Николай Наседкин



О ДОСТОЕВСКОМ


Обложка

Второе рождение Достоевского


Перед нами одна из новых работ о Достоевском — книга В. Туниманова «Творчество Достоевского 1854—1862».* Автор поставил перед собой задачу: полно обрисовать интереснейший период в жизни писателя, — когда он после вынужденного долгого молчания вернулся к литературному творчеству.

Надо заметить, что узко поставленные рамки (1854—1862) в ходе исследования постоянно нарушаются, о чём предупреждает в предисловии и сам В. Туниманов. И это закономерно: наследие Достоевского, художника и мыслителя, настолько монолитно и цельно, что невозможно полно понять отдельное произведение или эпизод из жизни писателя 1850-60-х годов, не обращаясь к 1840-м годам, к началу его творческого пути, и к 1870-м, закату его жизни.

Первые страницы книги посвящены «сибирским повестям». Несколько лет после страшного приговора Достоевский находился «по ту сторону» цивилизованной жизни. Большинство тогдашних читателей забыло его имя. Чтобы разом восстановить себя в литературе, Достоевскому нужны были новые «Бедные люди», не меньше. Об этом все думы писателя по выходе из острога.

Он пишет брату, Михаилу Михайловичу, из Сибири: «Есть и у меня в голове (и частично на бумаге) вещи, которыми я очень дорожу и которые, право, сразу бы мне составили имя».

В. Туниманов подробно рисует картину метаний, сомнений писателя, терзавших его почти пять лет — первое крупное произведение, повесть «Дядюшкин сон», появилось только в 1859 году. В работе В. Туниманова исследованы новаторские приёмы Достоевского  в первых «комических» повестях, пародийные мотивы, подробно разбирается вопрос, почему «Дядюшкин сон», с одной стороны, был принят читателями и критиками холодно, но, с другой, как ни парадоксально, лучше, чем «Село Степанчиково и его обитатели». Автор ставит вторую сибирскую повесть писателя несравненно выше первой.

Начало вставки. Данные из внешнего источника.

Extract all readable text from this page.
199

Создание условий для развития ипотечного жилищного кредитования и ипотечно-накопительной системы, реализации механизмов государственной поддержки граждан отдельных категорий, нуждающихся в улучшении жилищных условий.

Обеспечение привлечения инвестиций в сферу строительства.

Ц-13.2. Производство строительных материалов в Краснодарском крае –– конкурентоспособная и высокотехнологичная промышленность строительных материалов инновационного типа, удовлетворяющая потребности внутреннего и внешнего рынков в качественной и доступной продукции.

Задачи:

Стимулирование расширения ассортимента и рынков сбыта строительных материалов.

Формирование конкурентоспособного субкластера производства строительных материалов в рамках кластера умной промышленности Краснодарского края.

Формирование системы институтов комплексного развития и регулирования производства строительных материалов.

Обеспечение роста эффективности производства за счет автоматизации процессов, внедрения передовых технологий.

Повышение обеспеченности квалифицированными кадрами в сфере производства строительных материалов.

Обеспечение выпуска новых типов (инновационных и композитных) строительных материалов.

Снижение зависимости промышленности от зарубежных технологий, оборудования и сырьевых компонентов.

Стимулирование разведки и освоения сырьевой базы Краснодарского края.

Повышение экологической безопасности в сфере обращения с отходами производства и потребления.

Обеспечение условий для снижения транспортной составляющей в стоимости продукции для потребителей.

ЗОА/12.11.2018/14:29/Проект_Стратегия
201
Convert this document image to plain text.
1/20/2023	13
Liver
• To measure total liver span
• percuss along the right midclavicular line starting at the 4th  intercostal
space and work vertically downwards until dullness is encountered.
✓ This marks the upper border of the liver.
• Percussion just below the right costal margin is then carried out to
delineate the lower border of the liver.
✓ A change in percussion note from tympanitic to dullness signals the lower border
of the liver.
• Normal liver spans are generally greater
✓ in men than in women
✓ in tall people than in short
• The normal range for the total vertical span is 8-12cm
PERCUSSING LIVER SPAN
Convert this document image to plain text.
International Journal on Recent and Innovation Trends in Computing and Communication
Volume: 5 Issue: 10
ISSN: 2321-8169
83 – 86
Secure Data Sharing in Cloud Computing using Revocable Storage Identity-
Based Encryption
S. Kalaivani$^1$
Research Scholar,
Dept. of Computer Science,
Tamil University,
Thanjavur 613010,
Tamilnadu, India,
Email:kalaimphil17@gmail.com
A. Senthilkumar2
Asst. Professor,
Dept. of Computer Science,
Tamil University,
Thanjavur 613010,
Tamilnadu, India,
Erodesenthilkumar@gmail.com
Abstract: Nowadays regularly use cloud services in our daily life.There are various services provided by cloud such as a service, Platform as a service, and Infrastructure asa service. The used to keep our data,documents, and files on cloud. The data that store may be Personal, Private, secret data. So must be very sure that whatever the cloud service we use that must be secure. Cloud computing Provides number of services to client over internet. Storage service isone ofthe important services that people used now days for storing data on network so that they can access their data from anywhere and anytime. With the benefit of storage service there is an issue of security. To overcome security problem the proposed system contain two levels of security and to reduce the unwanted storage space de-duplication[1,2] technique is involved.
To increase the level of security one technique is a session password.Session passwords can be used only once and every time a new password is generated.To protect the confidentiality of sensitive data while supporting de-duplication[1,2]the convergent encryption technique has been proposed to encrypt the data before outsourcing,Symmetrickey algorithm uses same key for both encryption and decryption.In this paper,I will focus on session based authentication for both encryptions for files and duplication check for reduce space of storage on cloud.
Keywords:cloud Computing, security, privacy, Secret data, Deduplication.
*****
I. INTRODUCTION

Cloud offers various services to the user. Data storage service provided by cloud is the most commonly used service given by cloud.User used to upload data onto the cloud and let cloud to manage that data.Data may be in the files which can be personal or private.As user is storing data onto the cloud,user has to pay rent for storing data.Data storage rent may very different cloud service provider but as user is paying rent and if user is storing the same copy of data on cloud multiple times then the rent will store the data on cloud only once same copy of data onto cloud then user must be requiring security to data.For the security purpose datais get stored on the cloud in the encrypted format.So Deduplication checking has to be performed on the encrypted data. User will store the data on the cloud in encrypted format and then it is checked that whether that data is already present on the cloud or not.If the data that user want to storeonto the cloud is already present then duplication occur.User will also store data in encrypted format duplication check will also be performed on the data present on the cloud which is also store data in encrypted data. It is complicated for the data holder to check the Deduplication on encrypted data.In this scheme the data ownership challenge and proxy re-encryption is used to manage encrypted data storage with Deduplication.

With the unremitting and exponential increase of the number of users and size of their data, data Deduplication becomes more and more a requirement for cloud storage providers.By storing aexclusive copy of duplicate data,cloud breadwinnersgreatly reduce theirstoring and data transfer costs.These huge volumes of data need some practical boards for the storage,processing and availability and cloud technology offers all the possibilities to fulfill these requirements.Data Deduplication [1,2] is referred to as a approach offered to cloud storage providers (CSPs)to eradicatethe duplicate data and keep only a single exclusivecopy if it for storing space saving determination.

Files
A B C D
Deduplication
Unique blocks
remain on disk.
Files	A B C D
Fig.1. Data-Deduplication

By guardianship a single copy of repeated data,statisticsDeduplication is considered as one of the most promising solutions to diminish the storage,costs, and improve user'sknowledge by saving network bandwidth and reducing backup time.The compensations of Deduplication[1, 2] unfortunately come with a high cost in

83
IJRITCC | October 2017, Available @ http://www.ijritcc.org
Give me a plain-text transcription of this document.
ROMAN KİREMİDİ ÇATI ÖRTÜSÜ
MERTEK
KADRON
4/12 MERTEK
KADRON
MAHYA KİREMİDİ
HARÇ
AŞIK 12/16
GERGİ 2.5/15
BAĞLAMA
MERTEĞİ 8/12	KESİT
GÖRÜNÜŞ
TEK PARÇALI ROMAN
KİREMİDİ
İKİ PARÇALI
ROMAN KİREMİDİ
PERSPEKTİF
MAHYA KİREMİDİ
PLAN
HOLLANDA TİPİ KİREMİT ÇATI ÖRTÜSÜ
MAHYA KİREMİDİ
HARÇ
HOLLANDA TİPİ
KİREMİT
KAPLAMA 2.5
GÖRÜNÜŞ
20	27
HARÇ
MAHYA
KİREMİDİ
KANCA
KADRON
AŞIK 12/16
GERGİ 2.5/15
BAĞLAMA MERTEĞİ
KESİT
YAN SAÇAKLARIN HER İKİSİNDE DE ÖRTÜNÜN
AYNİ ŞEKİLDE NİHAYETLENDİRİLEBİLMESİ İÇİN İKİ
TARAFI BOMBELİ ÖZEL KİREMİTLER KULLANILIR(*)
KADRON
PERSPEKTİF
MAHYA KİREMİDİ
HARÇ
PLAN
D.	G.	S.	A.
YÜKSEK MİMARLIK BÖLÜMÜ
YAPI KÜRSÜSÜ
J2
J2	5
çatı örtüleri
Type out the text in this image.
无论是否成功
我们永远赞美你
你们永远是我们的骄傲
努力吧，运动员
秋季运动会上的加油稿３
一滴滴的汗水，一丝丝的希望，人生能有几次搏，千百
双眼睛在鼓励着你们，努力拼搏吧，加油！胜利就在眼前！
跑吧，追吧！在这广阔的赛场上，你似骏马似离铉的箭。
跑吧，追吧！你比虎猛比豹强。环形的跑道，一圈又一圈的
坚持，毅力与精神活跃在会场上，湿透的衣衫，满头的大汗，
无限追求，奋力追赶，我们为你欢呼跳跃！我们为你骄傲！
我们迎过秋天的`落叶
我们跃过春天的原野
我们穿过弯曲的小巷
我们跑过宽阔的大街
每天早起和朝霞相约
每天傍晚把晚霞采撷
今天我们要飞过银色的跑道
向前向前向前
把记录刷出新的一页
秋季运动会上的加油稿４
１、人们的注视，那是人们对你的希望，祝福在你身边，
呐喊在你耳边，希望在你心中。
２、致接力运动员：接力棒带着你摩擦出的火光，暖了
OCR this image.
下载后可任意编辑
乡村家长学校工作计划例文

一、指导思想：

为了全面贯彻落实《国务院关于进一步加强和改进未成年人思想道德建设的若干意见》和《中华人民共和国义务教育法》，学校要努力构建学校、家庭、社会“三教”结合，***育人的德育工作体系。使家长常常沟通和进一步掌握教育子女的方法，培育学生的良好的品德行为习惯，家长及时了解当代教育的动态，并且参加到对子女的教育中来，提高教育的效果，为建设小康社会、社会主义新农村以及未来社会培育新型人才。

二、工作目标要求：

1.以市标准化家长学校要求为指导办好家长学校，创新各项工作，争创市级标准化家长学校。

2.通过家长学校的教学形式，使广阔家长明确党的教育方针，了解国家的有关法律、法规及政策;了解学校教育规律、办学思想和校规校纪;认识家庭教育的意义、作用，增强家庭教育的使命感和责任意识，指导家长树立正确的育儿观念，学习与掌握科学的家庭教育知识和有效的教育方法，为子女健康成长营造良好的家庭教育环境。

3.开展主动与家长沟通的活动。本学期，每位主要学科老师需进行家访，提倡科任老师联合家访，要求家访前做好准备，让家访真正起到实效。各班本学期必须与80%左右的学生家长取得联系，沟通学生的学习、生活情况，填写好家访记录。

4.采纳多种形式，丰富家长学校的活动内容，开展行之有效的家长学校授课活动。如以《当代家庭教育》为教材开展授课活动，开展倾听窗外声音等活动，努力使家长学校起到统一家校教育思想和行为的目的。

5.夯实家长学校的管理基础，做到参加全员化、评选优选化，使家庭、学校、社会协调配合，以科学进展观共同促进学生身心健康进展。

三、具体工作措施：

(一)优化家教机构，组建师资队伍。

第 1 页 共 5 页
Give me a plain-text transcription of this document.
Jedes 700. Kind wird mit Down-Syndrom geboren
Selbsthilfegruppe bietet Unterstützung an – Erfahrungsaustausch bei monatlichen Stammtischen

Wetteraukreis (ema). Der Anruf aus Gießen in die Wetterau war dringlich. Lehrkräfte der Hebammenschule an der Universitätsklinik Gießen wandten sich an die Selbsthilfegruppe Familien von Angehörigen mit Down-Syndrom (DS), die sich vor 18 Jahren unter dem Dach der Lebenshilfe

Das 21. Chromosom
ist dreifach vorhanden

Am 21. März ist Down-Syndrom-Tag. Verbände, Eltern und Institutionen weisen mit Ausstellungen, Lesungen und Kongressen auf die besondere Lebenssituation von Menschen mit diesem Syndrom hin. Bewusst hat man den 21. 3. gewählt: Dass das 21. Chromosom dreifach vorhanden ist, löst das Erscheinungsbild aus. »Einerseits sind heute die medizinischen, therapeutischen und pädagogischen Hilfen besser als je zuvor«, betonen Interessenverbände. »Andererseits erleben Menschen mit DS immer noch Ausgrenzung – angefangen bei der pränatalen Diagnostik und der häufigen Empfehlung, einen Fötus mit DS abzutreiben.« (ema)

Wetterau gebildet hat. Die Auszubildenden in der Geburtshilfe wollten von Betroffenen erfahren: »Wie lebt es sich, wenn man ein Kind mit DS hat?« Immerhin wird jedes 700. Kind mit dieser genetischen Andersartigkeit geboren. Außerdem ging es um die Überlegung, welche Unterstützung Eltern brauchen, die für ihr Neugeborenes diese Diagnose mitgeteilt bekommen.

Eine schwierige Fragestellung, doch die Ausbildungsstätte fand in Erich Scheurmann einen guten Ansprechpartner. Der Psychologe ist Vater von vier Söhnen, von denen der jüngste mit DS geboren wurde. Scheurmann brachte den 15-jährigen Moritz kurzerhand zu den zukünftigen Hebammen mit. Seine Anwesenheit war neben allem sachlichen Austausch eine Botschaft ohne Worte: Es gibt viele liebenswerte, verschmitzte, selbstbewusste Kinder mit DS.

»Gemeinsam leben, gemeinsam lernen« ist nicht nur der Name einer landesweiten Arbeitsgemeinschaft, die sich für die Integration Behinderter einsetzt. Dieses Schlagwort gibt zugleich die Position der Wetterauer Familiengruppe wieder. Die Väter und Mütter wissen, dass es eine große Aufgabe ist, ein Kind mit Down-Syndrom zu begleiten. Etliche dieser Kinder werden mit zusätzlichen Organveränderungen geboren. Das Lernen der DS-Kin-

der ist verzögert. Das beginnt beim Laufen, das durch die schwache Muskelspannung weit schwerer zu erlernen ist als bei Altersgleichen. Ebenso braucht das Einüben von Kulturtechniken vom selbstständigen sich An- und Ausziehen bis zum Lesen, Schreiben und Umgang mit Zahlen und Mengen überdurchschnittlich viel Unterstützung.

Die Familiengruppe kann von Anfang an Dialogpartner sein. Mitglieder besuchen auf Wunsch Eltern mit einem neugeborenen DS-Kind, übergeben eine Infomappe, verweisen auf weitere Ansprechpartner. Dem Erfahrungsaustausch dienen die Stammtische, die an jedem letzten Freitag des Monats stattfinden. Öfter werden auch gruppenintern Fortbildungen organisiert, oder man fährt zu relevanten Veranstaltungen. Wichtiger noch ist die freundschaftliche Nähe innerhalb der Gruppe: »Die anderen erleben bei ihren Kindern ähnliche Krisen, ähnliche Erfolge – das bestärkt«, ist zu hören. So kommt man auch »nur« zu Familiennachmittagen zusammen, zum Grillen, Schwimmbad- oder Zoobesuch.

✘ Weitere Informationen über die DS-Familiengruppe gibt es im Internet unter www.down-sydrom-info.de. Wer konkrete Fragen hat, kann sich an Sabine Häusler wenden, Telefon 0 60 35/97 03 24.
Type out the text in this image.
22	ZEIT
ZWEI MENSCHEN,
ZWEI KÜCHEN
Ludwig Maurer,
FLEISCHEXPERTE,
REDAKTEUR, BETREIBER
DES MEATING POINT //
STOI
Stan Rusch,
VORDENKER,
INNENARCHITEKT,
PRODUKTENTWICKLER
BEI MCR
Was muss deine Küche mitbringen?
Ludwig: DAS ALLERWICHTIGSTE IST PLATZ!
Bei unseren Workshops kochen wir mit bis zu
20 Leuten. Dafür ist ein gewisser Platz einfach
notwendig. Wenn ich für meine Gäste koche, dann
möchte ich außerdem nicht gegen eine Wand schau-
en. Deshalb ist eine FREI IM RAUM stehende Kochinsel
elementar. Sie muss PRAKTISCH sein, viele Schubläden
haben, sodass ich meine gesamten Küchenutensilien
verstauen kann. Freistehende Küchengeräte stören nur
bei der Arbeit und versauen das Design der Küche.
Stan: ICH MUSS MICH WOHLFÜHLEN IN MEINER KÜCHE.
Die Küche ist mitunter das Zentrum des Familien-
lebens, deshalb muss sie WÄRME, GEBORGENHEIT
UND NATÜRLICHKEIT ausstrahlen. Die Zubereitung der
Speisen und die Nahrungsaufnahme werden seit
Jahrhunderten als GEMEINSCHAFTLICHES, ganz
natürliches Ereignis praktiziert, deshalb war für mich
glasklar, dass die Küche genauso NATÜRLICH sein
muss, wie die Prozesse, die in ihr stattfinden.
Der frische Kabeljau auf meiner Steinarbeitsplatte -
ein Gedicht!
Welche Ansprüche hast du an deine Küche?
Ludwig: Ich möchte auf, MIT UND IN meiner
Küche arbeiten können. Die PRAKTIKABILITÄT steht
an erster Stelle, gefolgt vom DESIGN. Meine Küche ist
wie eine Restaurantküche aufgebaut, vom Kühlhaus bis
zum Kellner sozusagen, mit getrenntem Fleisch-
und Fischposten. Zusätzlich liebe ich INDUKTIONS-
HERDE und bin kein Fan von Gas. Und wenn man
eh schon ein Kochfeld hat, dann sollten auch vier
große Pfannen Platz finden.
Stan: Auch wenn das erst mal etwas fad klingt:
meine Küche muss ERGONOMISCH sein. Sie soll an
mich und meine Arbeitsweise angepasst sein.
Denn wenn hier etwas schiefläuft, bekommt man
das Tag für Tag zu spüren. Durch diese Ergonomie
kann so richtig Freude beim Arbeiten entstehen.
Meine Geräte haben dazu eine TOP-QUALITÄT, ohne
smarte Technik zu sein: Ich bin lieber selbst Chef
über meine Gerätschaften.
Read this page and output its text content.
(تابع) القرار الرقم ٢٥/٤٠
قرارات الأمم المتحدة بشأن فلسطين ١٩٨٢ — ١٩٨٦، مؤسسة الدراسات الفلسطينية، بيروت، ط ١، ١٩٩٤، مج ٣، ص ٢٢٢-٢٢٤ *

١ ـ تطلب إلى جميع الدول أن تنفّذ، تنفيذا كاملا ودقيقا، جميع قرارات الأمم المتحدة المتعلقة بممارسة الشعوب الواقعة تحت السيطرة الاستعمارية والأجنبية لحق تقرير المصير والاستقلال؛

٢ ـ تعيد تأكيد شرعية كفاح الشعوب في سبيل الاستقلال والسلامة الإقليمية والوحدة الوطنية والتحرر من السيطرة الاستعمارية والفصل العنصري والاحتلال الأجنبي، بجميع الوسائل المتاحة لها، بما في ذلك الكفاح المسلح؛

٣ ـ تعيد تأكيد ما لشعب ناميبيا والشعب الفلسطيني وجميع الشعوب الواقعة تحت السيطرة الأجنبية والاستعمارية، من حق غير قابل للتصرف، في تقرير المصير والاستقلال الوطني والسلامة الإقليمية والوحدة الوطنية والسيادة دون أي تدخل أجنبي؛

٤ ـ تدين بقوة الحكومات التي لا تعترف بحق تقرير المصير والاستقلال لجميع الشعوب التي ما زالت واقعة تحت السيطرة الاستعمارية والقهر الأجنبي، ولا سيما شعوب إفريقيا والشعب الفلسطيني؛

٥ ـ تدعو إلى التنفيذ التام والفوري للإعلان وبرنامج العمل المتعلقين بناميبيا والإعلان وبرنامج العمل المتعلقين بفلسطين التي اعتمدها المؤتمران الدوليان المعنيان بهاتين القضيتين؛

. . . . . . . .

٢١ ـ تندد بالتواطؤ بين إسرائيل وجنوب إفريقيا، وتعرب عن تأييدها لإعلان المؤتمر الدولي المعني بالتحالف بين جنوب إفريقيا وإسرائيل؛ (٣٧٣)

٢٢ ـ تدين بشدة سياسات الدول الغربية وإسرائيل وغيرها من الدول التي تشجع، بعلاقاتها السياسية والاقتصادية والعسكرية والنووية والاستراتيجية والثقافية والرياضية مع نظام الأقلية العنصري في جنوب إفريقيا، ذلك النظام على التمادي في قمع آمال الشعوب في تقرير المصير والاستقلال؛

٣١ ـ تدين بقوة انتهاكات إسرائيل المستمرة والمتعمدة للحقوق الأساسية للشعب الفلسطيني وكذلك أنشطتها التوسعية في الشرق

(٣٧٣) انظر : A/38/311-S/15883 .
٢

И это справедливо, действительно: «“Село Степанчиково” — новаторское, отделанное до художественного совершенства произведение зрелого Достоевского». 

Особенно скрупулёзно исследователь «препарирует» образ Фомы Опискина — одной из самых колоритных и значительных фигур «переходного периода» в творчестве Достоевского. В. Туниманов аргументировано полемизирует с некоторыми бытующими в достоевсковедении концепциями. Он, в частности, отказывается видеть в Фоме черты «подпольного типа», как это делали В. Розанов и ряд других исследователей. Опискин же, по его мнению, «весь нараспашку, предельно ясен, откровенен, монолитен и по-своему (не по-подпольному) велик, чудовищен, сложен».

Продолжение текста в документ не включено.